There was only one maid still in the kitchen. Farid stopped in the doorway when he saw it was Brianna. That was all he needed. She was scrubbing the pots and pans from supper, her beautiful face gray with exhaustiOn. The working day began for Orpheus’s maids before sunrise and often didn’t end until the moon was high in the sky. Orpheus himself made a tour of inspection of the whole house every morning, looking for cobwebs and dust, a speck on one of the mirrors that hung everywhere, a tarnished silver spoon or a shirt that still showed a dirty mark after laundering. If he found anything he would deduct a sum from all the maids’ paltry wages on the spot.
And he almost always did find something.
"What do you want?" Brianna turned, wiping her wet hands on her apron.
"Orpheus has a stomachache," muttered Farid, without looking at her. "I’m to make him some tea.
Brianna went to one of the kitchen dressers and took an earthenware jar off the top shelf. Farid didn’t know which way to look as she poured hot water on the herbs. Her hair was the same color as her father’s, but wavy, and it shone in the candlelight like the red-gold rings that the Governor liked to wear on his thin fingers.

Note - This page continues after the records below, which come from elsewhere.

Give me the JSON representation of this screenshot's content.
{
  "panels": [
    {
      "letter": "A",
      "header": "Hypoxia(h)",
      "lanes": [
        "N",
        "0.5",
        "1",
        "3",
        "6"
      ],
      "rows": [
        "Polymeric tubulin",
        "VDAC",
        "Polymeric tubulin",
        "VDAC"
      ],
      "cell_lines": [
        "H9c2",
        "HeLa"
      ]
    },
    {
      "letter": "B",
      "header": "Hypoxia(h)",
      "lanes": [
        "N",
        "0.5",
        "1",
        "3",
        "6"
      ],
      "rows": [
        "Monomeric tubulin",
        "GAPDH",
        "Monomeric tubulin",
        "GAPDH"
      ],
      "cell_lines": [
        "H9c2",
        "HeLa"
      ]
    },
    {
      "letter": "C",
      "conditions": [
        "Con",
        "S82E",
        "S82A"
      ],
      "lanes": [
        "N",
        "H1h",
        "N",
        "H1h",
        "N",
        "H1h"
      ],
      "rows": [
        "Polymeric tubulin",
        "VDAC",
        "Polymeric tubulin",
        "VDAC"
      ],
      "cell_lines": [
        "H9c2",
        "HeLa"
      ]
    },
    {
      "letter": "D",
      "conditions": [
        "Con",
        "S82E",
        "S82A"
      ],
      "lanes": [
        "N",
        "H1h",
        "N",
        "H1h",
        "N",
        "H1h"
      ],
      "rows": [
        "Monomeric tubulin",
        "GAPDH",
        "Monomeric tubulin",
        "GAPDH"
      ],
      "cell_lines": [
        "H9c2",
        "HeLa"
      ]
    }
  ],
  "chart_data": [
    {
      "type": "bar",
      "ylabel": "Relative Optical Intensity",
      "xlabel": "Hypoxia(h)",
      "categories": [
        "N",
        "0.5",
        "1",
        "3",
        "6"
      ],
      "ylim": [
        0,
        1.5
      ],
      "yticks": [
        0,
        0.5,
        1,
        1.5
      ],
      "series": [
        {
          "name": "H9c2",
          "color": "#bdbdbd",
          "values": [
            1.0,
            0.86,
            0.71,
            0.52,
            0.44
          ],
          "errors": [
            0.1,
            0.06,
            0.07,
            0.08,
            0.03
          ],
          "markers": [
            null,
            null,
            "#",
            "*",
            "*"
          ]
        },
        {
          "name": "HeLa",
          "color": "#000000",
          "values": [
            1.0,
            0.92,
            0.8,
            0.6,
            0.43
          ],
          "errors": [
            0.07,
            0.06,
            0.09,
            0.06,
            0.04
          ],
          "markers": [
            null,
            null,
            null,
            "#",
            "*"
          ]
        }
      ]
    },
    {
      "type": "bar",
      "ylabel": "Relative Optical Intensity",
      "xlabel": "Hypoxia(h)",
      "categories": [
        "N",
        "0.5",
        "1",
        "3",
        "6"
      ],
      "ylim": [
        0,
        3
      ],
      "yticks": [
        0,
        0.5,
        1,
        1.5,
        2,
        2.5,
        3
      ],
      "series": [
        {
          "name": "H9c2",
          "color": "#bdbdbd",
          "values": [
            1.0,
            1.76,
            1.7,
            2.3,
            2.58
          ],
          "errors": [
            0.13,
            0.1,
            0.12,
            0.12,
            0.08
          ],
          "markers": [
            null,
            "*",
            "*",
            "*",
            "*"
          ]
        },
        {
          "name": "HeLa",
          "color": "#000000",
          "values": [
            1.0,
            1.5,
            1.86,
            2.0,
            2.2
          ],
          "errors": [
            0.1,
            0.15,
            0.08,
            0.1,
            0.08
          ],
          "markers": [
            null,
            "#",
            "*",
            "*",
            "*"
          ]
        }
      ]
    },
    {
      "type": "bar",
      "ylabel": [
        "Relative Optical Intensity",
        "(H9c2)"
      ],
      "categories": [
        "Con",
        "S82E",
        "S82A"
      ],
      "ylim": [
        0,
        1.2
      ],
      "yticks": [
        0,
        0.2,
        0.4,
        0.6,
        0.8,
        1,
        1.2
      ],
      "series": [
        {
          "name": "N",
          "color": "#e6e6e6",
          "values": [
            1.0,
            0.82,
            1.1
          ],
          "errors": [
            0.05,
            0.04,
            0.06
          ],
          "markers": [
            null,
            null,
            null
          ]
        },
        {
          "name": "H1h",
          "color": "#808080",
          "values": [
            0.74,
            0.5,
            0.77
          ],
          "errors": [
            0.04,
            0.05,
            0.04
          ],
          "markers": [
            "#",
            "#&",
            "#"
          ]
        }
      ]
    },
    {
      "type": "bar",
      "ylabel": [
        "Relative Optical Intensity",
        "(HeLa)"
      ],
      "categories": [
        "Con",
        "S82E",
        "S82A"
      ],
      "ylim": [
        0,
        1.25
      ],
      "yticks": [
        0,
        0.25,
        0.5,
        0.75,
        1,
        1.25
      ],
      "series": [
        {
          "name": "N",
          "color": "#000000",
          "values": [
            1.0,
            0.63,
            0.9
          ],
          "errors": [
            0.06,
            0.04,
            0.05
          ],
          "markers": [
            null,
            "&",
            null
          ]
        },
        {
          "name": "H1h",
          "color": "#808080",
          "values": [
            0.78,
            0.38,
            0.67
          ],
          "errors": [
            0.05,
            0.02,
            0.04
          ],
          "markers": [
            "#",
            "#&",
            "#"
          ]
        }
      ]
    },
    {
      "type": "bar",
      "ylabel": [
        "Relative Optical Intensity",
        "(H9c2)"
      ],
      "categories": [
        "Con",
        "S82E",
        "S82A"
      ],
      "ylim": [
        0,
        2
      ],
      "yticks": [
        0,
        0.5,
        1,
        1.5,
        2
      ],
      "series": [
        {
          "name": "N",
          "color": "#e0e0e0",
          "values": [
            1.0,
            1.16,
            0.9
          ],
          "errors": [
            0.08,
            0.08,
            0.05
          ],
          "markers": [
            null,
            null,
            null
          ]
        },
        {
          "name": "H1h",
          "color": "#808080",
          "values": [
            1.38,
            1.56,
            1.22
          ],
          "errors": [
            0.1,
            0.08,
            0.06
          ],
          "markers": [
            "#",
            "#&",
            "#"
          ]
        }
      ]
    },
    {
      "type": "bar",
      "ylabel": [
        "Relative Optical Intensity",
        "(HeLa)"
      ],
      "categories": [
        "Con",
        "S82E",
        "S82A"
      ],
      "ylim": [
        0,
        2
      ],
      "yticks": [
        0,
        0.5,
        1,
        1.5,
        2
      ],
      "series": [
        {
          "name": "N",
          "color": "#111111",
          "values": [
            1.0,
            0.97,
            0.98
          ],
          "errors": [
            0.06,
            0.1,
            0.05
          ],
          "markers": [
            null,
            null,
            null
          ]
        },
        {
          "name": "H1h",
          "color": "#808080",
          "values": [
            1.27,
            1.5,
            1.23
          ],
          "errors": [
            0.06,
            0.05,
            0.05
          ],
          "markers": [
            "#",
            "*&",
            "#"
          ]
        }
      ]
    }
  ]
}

The strolling players sang songs about Dustfinger’s daughter and her broken heart.
"Why are you staring like that?" She took a sudden step toward him. Her voice was so cutting that Farid instinctively flinched back. "Yes, I look like him, don’t I?"
It was as if, all through the silence of the last few weeks, she had been sharpening her words until they were knives that she could thrust through his heart.
"You don’t look in the least like him. I keep telling my mother so. You’re only some good-for-nothing layabout who playacted that he was my father’s son, keeping up the pretense so long that in the end my father thought he had to die for you!"
Every word a knife, and Farid felt them piercing his heart.
Brianna’s eyes were not like her father’s. She had her mother’s eyes, and they looked at Farid with the same hostility as Roxane's. He wanted to hit her to silence her beautiful mouth. But she resembled Dustfinger too much.
"You’re a demon, an evil spirit bringing nothing but bad luck." She handed him the ready-brewed tea. "There, take Orpheus that. And tell him his stomach would feel better if he didn’t eat so much."
Farid’s hands trembled as he took the mug.